El comandante del cuartel general militar de Irán emitió una «advertencia oficial final» a los países del Golfo Pérsico sobre la actitud que deben exhibir en la conflagración: «Estados Unidos y los países occidentales no solo no les brindarán seguridad sino que, cuando sea necesario, los sacrificarán para servir a sus propios intereses».
Además, AP confirmó que en Irak, una base del Partido por la Libertad del Kurdistán, un grupo disidente kurdo iraní, fue alcanzada por un dron cerca de Irbil, capital de la región kurda semiautónoma del norte que ha sido blanco de otros ataques con drones varias veces en los últimos cuatro días.
No hay reportes de que algún grupo se haya atribuido la autoría, aunque según la agencia AP «en el pasado tanto Irán como milicias iraquíes respaldadas por Irán han lanzado ataques en la región kurda, donde están presentes tanto tropas estadounidenses como grupos disidentes kurdos iraníes».
En la televisora estatal se leyó un mensaje del líder supremo, Moytabá Jamenei, hablando de «lecciones inolvidables» si Estados Unidos sigue atacando la República Islámica.

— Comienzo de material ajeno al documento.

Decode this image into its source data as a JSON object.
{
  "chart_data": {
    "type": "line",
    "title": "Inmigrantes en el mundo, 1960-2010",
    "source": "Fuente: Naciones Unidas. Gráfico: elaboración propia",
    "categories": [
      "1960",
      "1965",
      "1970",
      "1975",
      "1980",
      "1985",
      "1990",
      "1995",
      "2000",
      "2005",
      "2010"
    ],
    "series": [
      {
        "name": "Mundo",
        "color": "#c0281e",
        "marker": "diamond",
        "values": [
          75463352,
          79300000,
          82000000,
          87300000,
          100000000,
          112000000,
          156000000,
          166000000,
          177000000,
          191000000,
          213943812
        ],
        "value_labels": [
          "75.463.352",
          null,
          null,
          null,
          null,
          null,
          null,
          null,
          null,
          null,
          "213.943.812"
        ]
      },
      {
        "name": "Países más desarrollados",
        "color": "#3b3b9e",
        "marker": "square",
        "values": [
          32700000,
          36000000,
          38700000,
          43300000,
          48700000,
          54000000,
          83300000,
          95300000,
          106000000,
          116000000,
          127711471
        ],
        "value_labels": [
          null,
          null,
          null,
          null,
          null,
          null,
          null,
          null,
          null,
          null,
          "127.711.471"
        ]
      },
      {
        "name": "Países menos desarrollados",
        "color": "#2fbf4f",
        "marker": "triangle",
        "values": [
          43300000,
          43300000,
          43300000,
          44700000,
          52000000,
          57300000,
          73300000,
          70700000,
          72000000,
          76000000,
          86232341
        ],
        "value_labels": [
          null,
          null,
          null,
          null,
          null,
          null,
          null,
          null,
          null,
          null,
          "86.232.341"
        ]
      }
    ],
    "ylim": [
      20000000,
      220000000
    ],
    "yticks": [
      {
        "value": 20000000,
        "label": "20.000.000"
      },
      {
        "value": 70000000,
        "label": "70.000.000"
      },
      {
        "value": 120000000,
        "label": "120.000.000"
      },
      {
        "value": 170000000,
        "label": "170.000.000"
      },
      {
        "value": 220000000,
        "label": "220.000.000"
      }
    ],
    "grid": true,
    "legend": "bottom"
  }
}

La comunicación contrasta con la actitud del dirigente, quien no se ha visto en público desde antes que estalló la guerra y tampoco participó en el funeral de su padre.
Según medios del régimen, el ministerio de Salud de Irán notificó que 50 personas han muerto y más de 500 resultaron heridas en ataques estadounidenses desde finales de junio. El balance de muertos no distingue entre civiles y militares, según detalló «The New York Times».